Sánchez detalló que el 55 por ciento de las personas que están en el albergue son niñas, niños y adolescentes y por eso el gobierno está priorizando la atención de esa población. “Esperamos que en la semana de Pascua ya esté toda la población reasentada en este lugar”, dijo Sánchez.

NO PUEDEN REGRESAR A LAS ZONAS DE RIESGO

El funcionario del Sinapred señaló que ya hay indicaciones de parte del Gobierno central para que la gente no regrese al lugar que habitaban antes y “el gobierno municipal central en su autonomía, según la Ley 40, puede mandatar que esos escenarios de riesgo no puedan ser repoblados de nuevo”, dijo.

Sin embargo, algunos de los pobladores no están dispuestos a abandonar lo que quedó de sus casas en La Bocana. Javier Romero es una de las personas que tiene 29 años de vivir en La Bocana con su familia y que regresó a su casa cuando bajó el agua en el río.

OPORTUNISTAS

Indicó que no soportaron las condiciones en el albergue, igual que otras familias. “Había mucha gente dañina” que no eran afectados y que representan al menos el 50 por ciento de las familias, según afirmó.
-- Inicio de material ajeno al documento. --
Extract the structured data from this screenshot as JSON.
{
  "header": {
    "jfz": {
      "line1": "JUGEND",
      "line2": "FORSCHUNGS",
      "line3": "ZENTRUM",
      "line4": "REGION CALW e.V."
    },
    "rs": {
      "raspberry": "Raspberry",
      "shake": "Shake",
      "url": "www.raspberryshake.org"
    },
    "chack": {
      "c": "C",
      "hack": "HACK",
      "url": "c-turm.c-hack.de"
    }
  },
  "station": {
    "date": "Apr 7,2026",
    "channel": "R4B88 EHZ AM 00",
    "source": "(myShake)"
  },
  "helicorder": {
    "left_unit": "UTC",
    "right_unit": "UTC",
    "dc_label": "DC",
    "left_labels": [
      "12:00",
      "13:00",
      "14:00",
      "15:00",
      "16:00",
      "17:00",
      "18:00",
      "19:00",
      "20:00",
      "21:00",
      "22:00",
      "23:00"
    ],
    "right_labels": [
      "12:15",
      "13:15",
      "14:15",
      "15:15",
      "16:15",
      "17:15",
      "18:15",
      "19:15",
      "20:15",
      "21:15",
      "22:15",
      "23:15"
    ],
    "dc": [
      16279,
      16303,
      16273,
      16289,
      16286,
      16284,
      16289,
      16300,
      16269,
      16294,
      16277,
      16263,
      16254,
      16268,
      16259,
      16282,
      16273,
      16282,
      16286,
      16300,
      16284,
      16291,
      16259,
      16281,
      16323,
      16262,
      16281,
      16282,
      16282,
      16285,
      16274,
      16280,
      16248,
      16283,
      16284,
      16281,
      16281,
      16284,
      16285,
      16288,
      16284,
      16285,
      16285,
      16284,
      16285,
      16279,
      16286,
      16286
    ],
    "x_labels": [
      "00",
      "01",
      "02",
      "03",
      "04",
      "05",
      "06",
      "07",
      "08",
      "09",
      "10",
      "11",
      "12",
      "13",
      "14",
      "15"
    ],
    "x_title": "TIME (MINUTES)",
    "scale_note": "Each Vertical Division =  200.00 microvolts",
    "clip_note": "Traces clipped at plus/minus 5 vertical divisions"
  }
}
Romero indicó que esas familias “están en el albergue haciendo contrapeso a los que sí son damnificados” y las autoridades lo saben, pero lo han ignorado. El agua se llevó la mitad de la casa de Romero y ahora está participando en la construcción de lo que será su casa.

Otilia Rodríguez también ha vivido toda la vida en La Bocana con sus hijos, que ya hicieron sus propios hogares allí. Ella se regresó a su casa y afirma que no ha sido informada sobre la construcción de las nuevas casas, no sabe si ha sido beneficiada, pero tampoco quiere trasladarse.

Afirmó haber regresado porque pasó mucho tiempo sin que empezara la construcción de las nuevas casas y el alcalde les dijo que regresaran si lo querían hacer porque no había información sobre las nuevas viviendas. Después de eso no nos han tomado en cuenta.

Sin embargo Mario García, coordinador del albergue y Nathan Bolaños, del Gabinete del Poder Ciudadano, dijeron que todas las familias afectadas serán beneficiadas y que han sido informadas debidamente sobre el proyecto.

García afirmó que en el albergue los problemas “no fueron mayores” como pensaron.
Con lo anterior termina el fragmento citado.